The Libertarian Party calls for radically reducing or eliminating, the ACA and all federal government involvement in providing health care, including mental health care. Not only would this shut down the research pipelines that develop treatments and identify best practices, it would reduce access to mental health care across the board.
Given that disabilities, including mental health disabilities, impact people’s abilities to earn a living, this effectively would eliminate mental health care for all but those few Americans with families or friends who are able to support them indefinitely.
The Libertarian agenda seeks to privatize health care. For example, the party calls for shutting down the Veterans Administration (VA), and instead putting money into individual health savings accounts for veterans. Given the exceptional medical expertise of the VA, as well as the unpredictability of one’s medical needs over a lifetime, this plan would most certainly put veterans at risk. The Libertarian agenda also calls for privatizing all medical research, a move that all but ensures that only potentially lucrative treatments will receive support.

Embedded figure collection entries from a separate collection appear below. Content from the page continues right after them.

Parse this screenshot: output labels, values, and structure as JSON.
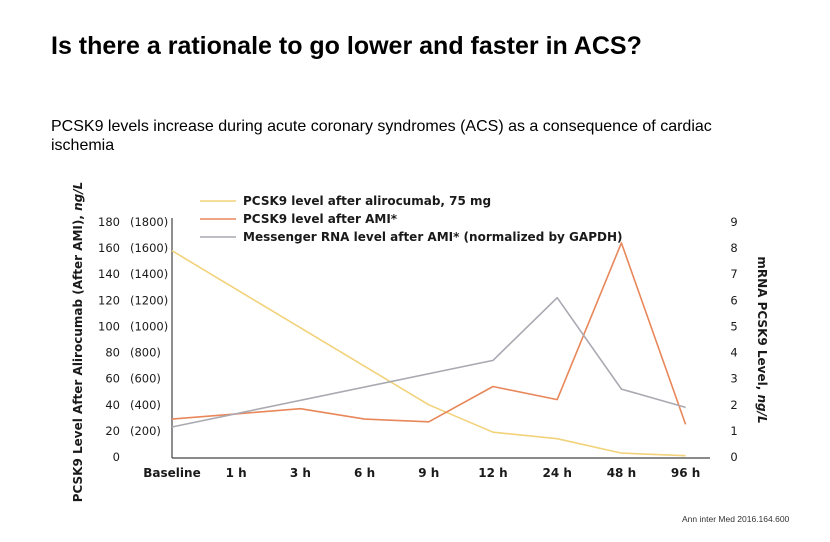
{
  "title": "Is there a rationale to go lower and faster in ACS?",
  "subtitle": "PCSK9 levels increase during acute coronary syndromes (ACS) as a consequence of cardiac ischemia",
  "citation": "Ann inter Med 2016.164.600",
  "chart_data": {
    "type": "line",
    "categories": [
      "Baseline",
      "1 h",
      "3 h",
      "6 h",
      "9 h",
      "12 h",
      "24 h",
      "48 h",
      "96 h"
    ],
    "left_axis": {
      "title_plain": "PCSK9 Level After Alirocumab (After AMI), ",
      "title_unit": "ng/L",
      "range": [
        0,
        180
      ],
      "ticks": [
        0,
        20,
        40,
        60,
        80,
        100,
        120,
        140,
        160,
        180
      ],
      "secondary_labels": [
        "",
        "(200)",
        "(400)",
        "(600)",
        "(800)",
        "(1000)",
        "(1200)",
        "(1400)",
        "(1600)",
        "(1800)"
      ]
    },
    "right_axis": {
      "title_plain": "mRNA PCSK9 Level, ",
      "title_unit": "ng/L",
      "range": [
        0,
        9
      ],
      "ticks": [
        0,
        1,
        2,
        3,
        4,
        5,
        6,
        7,
        8,
        9
      ]
    },
    "series": [
      {
        "name": "PCSK9 level after alirocumab, 75 mg",
        "color": "#f2d27a",
        "axis": "left",
        "points": [
          [
            0,
            158
          ],
          [
            4,
            40
          ],
          [
            5,
            19
          ],
          [
            6,
            14
          ],
          [
            7,
            3
          ],
          [
            8,
            1
          ]
        ]
      },
      {
        "name": "PCSK9 level after AMI*",
        "color": "#e8875a",
        "axis": "left",
        "points": [
          [
            0,
            29
          ],
          [
            1,
            33
          ],
          [
            2,
            37
          ],
          [
            3,
            29
          ],
          [
            4,
            27
          ],
          [
            5,
            54
          ],
          [
            6,
            44
          ],
          [
            7,
            164
          ],
          [
            8,
            25
          ]
        ]
      },
      {
        "name": "Messenger RNA level after AMI* (normalized by GAPDH)",
        "color": "#a9a9b2",
        "axis": "right",
        "points": [
          [
            0,
            1.15
          ],
          [
            5,
            3.7
          ],
          [
            6,
            6.1
          ],
          [
            7,
            2.6
          ],
          [
            8,
            1.9
          ]
        ]
      }
    ]
  }
}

As in other contexts, the Libertarian commitment to individual rights and responsibilities is a two-edged sword. While it would reduce access to mental health treatment for most Americans, it also calls for legalizing marijuana, encouraging harm reduction policies for illicit drug users (e.g. prescriptions to purchase needles), and prohibiting involuntary institutionalization and the threat of coercive treatment for individuals with mental illness.
Jill Stein’s platform is the only one of the four that focuses on enhancing health rather than solely on treating illness. In 2012 Stein, a physician, declared, “We can get healthy and save an enormous amount of money, as well, by preventing [about] 75% of our expenditures under what’s really a sick care system, not a healthcare system.”
The Green Party calls for investing in essential community health infrastructure such as local, fresh, organic food systems, pollution-free renewable energy, phasing out toxic chemicals, and active transportation such as bike paths and safe sidewalks that dovetail with public transit.
Stein also advocates measures to reduce cultures of violence in the schools and communities through restorative justice and expanding access to mental health services, and periodic training for law enforcement officers on de-escalating mental health crises, restorative justice and conflict resolution, mental health self-checks and privilege and bias self-checks.
Stein’s party calls for moving beyond the ACA and adopting a “Medicare for All” single-payer public health program. This system would not allow restrictions based on pre-existing illness, employment, immigration status, age, or any other category. It would include holistic, universal access to all health care services, including mental health, dental, vision and contraception.
And it would ensure easy access to health care in communities of color, including community health centers.
While Stein’s platform may be criticized for lacking fiscal rigor, it actually is the only platform that aims to reduce the need for mental health treatment (and thus mental health spending) by addressing the actual causes of mental illness.
In fact, abundant rigorous research shows that sub-standard living conditions, absence of access to green spaces, inappropriate nutrition, failing social networks and on-going proximity to violence are correlated with poor mental health.
Susan Sered is a professor in the Department of Sociology and senior researcher at Center for Women’s Health and Human Rights at Suffolk University.